Journal article
Duale Ausbildungsqualität: Eine kritische Auseinandersetzung mit dem Forschungsstand vor dem Hintergrund neuer Bedarfe und Möglichkeiten
Publication Details
Authors: | Deutscher, V.; Abele, S.; Festner, D.; Findeisen, S.; Goller, M.; Harteis, C.; Rausch, A.; Seifried, J. |
Publication year: | 2024 |
Journal: | Berufs- und Wirtschaftspädagogik online |
Pages range : | 1-51 |
Journal acronym: | bwp@ |
Volume number: | Profil 10 |
ISSN: | 1618-8543 |
eISSN: | 1618-8543 |
Improving the quality of dual vocational education and training (VET) is becoming increasingly important to meet the challenge of skills shortages. In this context, this article provides an overview of the development and current state of research on VET quality based on a systematic literature review. The findings of a conceptual overview of quality models since 1969 highlight how models of VET quality from both research and practice have adapted to changing understandings of VET teaching and learning processes over time, which are divided into four phases through a historical review of quality models.
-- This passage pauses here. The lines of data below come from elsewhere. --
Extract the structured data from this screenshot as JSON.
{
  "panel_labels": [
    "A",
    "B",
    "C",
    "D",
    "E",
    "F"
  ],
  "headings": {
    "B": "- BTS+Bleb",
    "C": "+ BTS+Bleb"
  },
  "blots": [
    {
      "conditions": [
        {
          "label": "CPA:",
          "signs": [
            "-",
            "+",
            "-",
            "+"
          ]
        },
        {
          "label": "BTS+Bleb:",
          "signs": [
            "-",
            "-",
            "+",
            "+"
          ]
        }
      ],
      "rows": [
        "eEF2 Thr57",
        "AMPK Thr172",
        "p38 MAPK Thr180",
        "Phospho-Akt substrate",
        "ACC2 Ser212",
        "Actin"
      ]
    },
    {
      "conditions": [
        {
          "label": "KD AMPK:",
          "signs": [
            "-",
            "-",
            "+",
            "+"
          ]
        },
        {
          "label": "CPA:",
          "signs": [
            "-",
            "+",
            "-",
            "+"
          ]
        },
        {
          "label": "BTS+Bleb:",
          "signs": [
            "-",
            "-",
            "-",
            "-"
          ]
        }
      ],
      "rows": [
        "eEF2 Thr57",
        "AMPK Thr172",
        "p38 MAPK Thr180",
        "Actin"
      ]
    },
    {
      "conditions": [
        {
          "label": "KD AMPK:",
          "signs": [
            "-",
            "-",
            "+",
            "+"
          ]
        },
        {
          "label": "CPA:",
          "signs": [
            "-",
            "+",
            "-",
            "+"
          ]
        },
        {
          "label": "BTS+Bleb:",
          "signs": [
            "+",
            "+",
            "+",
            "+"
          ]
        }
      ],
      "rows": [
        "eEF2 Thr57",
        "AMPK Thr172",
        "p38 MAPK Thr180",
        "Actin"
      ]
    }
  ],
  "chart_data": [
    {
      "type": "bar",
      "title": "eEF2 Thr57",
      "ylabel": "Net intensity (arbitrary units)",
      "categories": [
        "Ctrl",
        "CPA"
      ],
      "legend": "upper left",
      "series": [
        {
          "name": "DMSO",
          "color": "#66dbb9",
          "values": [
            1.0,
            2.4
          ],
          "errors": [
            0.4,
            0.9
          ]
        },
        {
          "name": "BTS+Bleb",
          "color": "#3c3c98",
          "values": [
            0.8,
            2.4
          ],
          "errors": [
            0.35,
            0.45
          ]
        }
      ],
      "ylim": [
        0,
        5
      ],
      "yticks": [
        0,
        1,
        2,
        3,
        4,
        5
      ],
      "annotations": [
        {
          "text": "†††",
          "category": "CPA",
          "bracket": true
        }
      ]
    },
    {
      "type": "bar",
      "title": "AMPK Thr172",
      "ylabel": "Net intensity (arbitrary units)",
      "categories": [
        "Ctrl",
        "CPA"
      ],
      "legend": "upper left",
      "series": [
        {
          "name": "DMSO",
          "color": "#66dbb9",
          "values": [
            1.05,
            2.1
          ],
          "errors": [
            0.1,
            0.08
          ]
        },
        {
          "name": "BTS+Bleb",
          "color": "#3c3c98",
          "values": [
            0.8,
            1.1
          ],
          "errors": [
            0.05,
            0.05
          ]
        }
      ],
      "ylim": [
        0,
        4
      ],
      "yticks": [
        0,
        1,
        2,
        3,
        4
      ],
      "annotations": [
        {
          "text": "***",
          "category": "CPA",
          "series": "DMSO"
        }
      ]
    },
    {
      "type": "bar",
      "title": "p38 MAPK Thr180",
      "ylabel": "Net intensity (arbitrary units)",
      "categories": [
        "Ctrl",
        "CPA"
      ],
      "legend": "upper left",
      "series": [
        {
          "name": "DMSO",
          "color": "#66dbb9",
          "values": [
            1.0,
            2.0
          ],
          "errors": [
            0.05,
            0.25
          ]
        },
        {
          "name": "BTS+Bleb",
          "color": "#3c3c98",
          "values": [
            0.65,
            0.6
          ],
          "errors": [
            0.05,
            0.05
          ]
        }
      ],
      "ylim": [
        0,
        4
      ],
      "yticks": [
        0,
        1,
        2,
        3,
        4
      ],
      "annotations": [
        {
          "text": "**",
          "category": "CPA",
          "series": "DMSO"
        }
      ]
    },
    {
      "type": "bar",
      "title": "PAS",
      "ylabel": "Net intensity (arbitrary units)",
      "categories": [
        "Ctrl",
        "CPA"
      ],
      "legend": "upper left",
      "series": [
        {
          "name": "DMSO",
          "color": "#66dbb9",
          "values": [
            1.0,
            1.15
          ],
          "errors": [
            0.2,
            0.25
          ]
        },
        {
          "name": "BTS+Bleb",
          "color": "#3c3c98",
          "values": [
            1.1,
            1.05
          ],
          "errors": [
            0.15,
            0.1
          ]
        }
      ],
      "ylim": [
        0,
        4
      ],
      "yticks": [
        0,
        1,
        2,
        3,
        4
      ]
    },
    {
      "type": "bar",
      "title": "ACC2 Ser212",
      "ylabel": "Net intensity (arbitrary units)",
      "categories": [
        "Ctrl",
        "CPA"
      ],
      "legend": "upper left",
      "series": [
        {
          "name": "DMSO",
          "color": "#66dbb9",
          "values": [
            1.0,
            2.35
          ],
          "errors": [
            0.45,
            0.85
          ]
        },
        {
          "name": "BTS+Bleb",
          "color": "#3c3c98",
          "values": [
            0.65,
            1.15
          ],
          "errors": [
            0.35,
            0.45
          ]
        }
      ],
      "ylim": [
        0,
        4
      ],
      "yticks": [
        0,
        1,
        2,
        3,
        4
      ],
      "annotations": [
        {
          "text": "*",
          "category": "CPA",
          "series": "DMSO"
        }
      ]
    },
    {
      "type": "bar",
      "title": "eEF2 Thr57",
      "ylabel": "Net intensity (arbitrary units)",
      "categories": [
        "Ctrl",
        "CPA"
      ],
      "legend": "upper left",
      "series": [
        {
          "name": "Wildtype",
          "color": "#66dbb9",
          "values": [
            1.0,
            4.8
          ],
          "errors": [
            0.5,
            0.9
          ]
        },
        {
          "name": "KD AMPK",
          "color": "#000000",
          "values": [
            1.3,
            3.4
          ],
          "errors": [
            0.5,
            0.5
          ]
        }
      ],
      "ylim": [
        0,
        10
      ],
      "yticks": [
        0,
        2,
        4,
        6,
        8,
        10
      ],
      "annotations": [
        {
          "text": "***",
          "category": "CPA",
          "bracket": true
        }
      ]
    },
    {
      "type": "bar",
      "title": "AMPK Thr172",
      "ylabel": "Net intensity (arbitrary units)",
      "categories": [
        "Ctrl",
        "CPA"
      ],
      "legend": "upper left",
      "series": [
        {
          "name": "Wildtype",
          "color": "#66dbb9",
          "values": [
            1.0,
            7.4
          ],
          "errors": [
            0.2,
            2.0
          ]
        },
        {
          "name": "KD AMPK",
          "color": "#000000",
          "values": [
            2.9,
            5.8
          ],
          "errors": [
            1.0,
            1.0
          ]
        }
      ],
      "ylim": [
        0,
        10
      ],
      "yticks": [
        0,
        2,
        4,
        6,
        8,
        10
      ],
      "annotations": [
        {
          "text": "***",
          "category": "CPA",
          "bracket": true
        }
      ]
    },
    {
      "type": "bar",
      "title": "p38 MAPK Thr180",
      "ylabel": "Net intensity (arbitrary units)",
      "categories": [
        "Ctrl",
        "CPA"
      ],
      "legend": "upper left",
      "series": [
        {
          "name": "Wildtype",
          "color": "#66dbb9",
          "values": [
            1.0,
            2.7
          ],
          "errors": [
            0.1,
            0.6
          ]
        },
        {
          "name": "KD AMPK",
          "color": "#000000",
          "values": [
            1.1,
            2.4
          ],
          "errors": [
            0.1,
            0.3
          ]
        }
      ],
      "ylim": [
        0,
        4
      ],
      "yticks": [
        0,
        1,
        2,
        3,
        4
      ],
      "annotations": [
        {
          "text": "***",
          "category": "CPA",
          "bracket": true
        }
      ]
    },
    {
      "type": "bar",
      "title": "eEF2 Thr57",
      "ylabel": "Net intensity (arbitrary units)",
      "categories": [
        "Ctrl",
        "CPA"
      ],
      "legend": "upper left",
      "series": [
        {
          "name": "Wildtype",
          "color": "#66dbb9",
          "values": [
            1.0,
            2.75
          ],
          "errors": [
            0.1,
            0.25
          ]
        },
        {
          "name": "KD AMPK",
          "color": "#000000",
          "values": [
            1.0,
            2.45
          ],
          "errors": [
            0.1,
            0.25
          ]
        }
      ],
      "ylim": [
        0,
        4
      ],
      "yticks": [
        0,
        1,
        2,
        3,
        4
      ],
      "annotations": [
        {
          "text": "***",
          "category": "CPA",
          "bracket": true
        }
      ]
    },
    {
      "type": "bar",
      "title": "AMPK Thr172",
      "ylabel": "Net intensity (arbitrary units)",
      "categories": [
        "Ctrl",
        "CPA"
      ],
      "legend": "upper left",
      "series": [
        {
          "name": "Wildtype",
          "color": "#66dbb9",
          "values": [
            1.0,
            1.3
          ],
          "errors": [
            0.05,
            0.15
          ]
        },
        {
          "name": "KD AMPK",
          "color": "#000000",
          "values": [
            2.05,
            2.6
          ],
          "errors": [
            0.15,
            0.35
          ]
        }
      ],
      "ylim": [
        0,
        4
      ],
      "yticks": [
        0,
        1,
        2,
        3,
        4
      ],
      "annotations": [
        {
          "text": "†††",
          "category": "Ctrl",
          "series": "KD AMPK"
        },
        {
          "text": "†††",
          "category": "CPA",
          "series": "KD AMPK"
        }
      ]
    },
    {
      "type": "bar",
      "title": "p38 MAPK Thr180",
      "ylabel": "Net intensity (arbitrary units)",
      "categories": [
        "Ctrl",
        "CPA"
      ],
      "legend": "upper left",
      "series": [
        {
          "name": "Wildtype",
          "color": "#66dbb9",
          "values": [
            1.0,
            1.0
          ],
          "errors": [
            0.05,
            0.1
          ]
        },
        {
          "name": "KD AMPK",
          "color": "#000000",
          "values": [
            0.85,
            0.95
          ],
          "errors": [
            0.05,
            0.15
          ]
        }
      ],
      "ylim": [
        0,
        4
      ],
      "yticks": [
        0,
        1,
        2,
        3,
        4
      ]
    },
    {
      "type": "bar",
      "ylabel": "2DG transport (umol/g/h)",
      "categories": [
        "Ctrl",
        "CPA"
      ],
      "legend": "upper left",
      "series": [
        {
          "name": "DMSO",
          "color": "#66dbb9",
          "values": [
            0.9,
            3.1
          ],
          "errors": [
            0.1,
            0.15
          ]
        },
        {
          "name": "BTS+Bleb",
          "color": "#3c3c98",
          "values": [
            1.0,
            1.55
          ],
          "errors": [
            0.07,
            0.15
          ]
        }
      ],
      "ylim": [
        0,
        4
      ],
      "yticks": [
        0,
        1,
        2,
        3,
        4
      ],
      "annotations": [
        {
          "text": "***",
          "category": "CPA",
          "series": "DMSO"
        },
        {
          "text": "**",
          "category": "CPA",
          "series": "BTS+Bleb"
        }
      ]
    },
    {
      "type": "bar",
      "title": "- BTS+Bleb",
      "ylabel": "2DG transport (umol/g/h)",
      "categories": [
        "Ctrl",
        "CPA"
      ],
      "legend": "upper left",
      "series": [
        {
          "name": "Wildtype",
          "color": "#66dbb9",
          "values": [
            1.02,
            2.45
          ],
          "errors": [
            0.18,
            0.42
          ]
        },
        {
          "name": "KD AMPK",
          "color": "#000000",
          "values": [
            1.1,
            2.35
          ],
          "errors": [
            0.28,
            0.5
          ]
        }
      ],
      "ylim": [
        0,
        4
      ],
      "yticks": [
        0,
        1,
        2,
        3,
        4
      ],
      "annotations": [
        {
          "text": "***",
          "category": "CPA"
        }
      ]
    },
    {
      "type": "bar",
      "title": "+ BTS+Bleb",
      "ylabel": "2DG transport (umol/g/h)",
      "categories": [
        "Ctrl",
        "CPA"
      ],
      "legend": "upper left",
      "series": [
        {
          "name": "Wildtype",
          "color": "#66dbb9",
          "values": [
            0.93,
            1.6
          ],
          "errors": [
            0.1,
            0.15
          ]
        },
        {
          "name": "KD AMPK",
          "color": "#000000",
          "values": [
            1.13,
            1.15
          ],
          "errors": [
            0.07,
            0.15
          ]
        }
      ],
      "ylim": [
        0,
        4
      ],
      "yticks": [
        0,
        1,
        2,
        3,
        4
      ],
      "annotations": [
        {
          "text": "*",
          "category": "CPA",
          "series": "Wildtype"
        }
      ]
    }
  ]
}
Furthermore, the article highlights the existence of a considerable number of measurement scales for empirically assessing the quality of dual VET. However, the conceptual analyses also reveal limitations in the current state of research, leading to identified needs for further research activities and initiatives. For instance, existing quality models and instruments often focus solely on the workplace learning environment, neglecting the incorporation of digitally-driven changes in work practices and cultures. Additionally, there is a shortage of qualitative studies that conceptualize training quality from the perspective of the stakeholders involved, as well as multi-perspective and process-oriented analyses within quantitative study designs. Finally, the article recommends the development of research-derived tools, in the form of mobile apps, for practical use. Not only can such tools be used to collect process-related information on quality facets, but it is also possible to link this with (AI-based) feedback mechanisms and use this as a basis for identifying starting points for the implementation of measures to increase the quality of the training process.